Adding a new Data Bandit¶
The bandit
submodule like all of genrl
has been designed to be
easily extensible for custom additions. This tutorial will show how to
create a dataset based bandit which will work with the rest of
genrl.bandit
For this tutorial, we will use the Wine dataset which is a simple datset often used for testing classifiers. It has 178 examples each with 14 features, the first of which gives the cultivar of the wine (the feature we need to classify each wine sample into) (this can be one of three) and the rest give the properties of the wine itself. Formulated as a bandit problem we have a bandit with 3 arms and a 13-dimensional context. The agent will get a reward of 1 if it correctly selects the arm else 0.
To start off with lets import necessary modules, specify the data URL and
make a class which inherits from
genrl.utils.data_bandits.base.DataBasedBandit
from typing import Tuple
import pandas as pd
import torch
from genrl.utils.data_bandits.base import DataBasedBandit
from genrl.utils.data_bandits.utils import download_data
URL = "http://archive.ics.uci.edu/ml/machine-learning-databases/wine/wine.data"
class WineDataBandit(DataBasedBandit):
def __init__(self, **kwargs):
def reset(self) -> torch.Tensor:
def _compute_reward(self, action: int) -> Tuple[int, int]:
def _get_context(self) -> torch.Tensor:
We will need to implement __init__
, reset
, _compute_reward
and _get_context
to make the class functional.
For dataset based bandits, we can generally load the data into memory during
initialisation. This can be in some tabular form (numpy.array
,
torch.Tensor
or pandas.DataFrame
) and maintaining an index. When reset,
the bandit would set its index to 0 and reshuffle the rows of the table.
For stepping, the bandit can compute rewards from the current row of the table
as given by the index and then increment the index to move to the next row.
Lets start with __init__
. Here we need to download the data if
specified and load it into memory. Many utility functions are available
in genrl.utils.data_bandits.utils
including
download_data
to download data from a URL as well as functions to
fetch data from memory.
For most cases, you can load the data into a pandas.DataFrame
. You
also need to specify the n_actions
, context_dim
and len
here.
def __init__(self, **kwargs):
super(WineDataBandit, self).__init__(**kwargs)
path = kwargs.get("path", "./data/Wine/")
download = kwargs.get("download", None)
force_download = kwargs.get("force_download", None)
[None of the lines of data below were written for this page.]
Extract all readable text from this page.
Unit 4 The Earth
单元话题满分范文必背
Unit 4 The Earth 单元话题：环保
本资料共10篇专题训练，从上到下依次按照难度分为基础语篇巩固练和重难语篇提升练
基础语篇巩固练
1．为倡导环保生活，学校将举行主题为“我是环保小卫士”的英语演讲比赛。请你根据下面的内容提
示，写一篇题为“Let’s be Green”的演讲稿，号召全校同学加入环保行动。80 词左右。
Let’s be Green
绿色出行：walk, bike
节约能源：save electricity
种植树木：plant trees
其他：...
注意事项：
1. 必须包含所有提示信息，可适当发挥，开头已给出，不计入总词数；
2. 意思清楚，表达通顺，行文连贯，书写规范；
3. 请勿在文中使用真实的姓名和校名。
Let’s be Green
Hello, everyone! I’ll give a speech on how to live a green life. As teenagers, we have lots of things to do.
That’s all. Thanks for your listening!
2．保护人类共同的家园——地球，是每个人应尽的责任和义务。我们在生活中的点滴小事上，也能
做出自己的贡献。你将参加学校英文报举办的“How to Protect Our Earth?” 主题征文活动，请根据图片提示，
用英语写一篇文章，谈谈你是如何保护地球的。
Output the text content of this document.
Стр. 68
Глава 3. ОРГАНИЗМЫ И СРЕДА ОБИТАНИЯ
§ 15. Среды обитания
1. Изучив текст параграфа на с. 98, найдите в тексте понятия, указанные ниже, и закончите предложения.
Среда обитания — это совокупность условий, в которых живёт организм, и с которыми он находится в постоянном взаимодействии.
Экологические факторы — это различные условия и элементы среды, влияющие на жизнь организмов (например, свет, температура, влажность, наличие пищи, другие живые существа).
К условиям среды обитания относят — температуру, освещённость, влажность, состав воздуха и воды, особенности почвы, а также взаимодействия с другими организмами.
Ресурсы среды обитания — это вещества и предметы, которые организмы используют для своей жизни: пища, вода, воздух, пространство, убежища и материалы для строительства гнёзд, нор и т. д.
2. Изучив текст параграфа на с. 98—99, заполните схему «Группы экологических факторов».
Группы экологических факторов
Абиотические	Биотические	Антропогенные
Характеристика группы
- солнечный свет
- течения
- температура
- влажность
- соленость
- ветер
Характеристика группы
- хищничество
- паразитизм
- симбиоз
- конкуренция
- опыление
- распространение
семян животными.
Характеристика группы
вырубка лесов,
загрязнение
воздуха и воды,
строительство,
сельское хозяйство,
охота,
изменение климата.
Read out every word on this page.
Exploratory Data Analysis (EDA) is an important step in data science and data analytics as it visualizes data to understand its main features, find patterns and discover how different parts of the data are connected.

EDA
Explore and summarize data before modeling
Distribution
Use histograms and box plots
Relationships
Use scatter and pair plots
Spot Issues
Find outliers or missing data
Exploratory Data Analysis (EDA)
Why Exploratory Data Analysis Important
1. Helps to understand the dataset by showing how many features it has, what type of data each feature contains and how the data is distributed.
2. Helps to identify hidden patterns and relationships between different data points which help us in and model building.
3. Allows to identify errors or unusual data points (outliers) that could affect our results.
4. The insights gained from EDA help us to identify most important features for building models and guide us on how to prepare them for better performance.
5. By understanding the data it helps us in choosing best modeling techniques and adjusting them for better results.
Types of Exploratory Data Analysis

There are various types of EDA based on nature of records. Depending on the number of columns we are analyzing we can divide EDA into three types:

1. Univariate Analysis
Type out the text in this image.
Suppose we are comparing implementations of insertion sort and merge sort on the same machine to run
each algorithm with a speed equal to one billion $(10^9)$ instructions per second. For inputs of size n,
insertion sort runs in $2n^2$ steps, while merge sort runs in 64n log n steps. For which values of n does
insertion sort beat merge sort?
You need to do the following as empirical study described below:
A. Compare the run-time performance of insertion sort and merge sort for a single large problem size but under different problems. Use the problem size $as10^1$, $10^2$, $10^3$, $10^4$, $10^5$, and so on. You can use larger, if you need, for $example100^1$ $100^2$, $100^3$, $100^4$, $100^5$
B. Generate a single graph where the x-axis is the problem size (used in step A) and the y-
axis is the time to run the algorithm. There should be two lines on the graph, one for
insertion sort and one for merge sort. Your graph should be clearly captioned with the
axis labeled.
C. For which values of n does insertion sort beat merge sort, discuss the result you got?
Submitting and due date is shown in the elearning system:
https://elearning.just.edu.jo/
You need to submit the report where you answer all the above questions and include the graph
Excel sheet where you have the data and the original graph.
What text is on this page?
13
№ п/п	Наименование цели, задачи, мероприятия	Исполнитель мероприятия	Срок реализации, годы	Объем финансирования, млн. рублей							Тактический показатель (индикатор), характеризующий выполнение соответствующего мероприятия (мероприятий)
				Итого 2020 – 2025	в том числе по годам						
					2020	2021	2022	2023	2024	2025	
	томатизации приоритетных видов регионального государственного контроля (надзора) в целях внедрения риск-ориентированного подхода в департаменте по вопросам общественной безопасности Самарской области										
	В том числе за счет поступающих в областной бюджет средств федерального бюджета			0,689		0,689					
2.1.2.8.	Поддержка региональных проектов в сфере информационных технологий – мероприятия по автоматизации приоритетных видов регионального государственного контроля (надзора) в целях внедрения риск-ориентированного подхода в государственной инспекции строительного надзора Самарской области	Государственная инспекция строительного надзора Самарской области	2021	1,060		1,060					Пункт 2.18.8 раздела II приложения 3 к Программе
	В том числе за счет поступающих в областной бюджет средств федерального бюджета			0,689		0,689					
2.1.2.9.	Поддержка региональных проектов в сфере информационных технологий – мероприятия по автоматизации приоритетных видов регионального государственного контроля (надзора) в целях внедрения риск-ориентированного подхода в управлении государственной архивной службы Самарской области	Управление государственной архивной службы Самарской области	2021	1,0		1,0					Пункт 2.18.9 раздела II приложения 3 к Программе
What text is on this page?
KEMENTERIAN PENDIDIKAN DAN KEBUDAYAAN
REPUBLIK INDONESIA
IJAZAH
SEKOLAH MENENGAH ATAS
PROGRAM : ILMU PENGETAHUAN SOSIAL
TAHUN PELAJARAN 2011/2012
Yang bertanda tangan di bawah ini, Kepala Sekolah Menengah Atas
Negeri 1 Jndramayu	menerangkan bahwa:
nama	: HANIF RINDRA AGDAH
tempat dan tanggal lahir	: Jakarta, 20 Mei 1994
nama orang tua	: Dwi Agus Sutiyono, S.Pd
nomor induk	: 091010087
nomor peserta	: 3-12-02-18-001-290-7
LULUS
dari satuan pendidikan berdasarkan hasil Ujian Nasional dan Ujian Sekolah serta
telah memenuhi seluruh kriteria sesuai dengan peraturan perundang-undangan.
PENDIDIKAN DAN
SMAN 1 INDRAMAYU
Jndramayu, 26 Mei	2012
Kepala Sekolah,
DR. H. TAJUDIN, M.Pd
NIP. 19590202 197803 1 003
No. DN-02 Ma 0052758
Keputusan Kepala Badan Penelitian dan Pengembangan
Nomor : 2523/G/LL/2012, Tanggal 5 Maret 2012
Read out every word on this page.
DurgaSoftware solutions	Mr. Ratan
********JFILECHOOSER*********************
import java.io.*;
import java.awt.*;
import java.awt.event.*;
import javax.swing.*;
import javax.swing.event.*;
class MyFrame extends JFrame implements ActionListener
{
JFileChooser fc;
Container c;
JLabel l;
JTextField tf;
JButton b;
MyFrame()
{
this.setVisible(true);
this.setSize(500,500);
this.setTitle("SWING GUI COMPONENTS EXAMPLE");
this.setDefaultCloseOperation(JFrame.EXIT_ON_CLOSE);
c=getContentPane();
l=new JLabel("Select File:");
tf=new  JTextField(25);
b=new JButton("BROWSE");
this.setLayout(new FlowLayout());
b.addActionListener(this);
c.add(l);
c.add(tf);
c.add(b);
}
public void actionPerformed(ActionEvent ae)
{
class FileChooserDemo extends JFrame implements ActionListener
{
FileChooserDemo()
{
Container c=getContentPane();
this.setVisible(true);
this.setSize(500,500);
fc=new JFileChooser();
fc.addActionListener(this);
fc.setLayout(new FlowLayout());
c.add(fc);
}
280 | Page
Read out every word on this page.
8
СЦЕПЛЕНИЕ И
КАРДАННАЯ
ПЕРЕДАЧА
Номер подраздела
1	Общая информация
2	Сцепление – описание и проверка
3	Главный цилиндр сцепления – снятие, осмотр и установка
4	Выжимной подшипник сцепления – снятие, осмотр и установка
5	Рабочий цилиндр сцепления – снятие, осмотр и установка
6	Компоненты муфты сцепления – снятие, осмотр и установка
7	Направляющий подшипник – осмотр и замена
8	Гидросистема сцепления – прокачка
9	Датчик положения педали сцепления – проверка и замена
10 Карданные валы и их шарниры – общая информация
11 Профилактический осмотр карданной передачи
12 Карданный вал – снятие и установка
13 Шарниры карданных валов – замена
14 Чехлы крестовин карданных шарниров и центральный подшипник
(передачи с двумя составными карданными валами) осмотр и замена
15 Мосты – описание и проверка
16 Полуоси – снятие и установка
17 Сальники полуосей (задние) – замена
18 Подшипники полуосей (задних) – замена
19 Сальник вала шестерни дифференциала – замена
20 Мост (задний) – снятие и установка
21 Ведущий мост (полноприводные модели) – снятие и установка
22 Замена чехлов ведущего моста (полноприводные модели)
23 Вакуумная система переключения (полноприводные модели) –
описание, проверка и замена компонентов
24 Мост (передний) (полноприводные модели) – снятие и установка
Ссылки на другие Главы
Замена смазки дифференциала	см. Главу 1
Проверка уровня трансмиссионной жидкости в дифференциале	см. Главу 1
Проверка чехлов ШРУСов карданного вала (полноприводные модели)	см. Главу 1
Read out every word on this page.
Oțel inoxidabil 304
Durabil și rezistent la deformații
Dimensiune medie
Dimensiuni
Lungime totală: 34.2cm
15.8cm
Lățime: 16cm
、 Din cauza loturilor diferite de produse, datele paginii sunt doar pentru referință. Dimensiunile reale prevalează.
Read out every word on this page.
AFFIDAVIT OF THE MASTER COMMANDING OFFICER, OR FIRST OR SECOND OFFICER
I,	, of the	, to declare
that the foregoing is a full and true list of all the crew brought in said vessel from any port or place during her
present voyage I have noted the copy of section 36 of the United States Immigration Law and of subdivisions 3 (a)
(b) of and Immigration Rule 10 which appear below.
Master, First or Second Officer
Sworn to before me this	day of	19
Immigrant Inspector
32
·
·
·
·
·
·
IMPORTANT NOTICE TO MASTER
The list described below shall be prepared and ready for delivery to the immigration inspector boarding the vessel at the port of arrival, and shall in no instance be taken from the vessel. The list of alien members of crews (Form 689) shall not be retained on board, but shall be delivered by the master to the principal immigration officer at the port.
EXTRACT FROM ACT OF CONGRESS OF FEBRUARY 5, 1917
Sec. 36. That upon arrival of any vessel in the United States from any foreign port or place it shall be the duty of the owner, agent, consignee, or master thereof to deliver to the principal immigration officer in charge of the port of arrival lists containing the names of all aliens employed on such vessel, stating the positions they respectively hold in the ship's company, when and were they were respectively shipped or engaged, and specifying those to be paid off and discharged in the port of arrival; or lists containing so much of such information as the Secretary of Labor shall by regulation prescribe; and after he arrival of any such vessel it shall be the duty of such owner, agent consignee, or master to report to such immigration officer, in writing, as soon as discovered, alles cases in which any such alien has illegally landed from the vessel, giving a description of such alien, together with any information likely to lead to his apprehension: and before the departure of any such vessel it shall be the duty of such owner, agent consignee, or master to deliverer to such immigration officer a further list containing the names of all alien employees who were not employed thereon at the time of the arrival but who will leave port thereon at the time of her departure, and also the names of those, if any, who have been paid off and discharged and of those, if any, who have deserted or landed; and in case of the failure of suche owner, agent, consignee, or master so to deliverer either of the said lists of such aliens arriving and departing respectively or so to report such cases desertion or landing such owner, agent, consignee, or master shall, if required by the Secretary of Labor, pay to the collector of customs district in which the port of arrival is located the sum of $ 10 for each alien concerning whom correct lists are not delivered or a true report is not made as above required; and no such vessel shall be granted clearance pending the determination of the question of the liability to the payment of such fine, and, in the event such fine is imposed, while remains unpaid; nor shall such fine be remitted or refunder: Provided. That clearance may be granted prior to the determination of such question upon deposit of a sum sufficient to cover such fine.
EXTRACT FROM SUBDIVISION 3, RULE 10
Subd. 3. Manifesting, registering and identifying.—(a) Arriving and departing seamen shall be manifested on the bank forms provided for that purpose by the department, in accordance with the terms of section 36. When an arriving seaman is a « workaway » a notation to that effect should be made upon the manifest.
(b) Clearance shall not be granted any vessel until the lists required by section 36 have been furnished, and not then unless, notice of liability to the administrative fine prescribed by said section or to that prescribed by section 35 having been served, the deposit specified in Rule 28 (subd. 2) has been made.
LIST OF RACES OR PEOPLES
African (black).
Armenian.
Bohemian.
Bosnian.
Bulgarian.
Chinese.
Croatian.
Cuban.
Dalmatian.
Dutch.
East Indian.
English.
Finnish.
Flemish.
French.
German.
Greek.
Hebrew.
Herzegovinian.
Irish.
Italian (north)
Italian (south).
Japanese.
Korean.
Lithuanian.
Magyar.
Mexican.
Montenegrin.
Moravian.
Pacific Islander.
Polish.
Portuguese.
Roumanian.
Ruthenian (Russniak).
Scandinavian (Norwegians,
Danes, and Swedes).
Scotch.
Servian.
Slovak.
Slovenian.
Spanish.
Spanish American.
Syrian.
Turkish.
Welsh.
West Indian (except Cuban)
url = kwargs.get("url", URL)
if download:
path = download_data(path, url, force_download)
self._df = pd.read_csv(path, header=None)
self.n_actions = len(self._df[0].unique())
self.context_dim = self._df.shape[1] - 1
self.len = len(self._df)
The reset
method will shuffle the indices of the data and return the
counting index to 0. You must have a call to _reset
here to reset
any metrics, counters etc… (which is implemented in the base class)
def reset(self) -> torch.Tensor:
self._reset()
self.df = self._df.sample(frac=1).reset_index(drop=True)
return self._get_context()
The new bandit does not explicitly need to implement the step
method
since this is already implmented in the base class. We do however need
to implement _compute_reward
and _get_context
which step
uses.
In _compute_reward
, we need to figure out whether the given action
corresponds to the correct label for this index or not and return the
reward appropriately. This method also return the maxium possible reward
in the current context which is used to compute regret.
def _compute_reward(self, action: int) -> Tuple[int, int]:
label = self._df.iloc[self.idx, 0]
r = int(label == (action + 1))
return r, 1
The _get_context
method should return a 13-dimensional
torch.Tensor
(in this case) corresponding to the context for the
current index.
def _get_context(self) -> torch.Tensor:
return torch.tensor(
self._df.iloc[self.idx, 1:].values,
device=self.device,
dtype=torch.float,
)
Once you are done with the above, you can use the WineDataBandit
class like you would any other bandit from from
genrl.utils.data_bandits
. You can use it with any of the
cb_agents
as well as training on it with
genrl.bandit.DCBTrainer.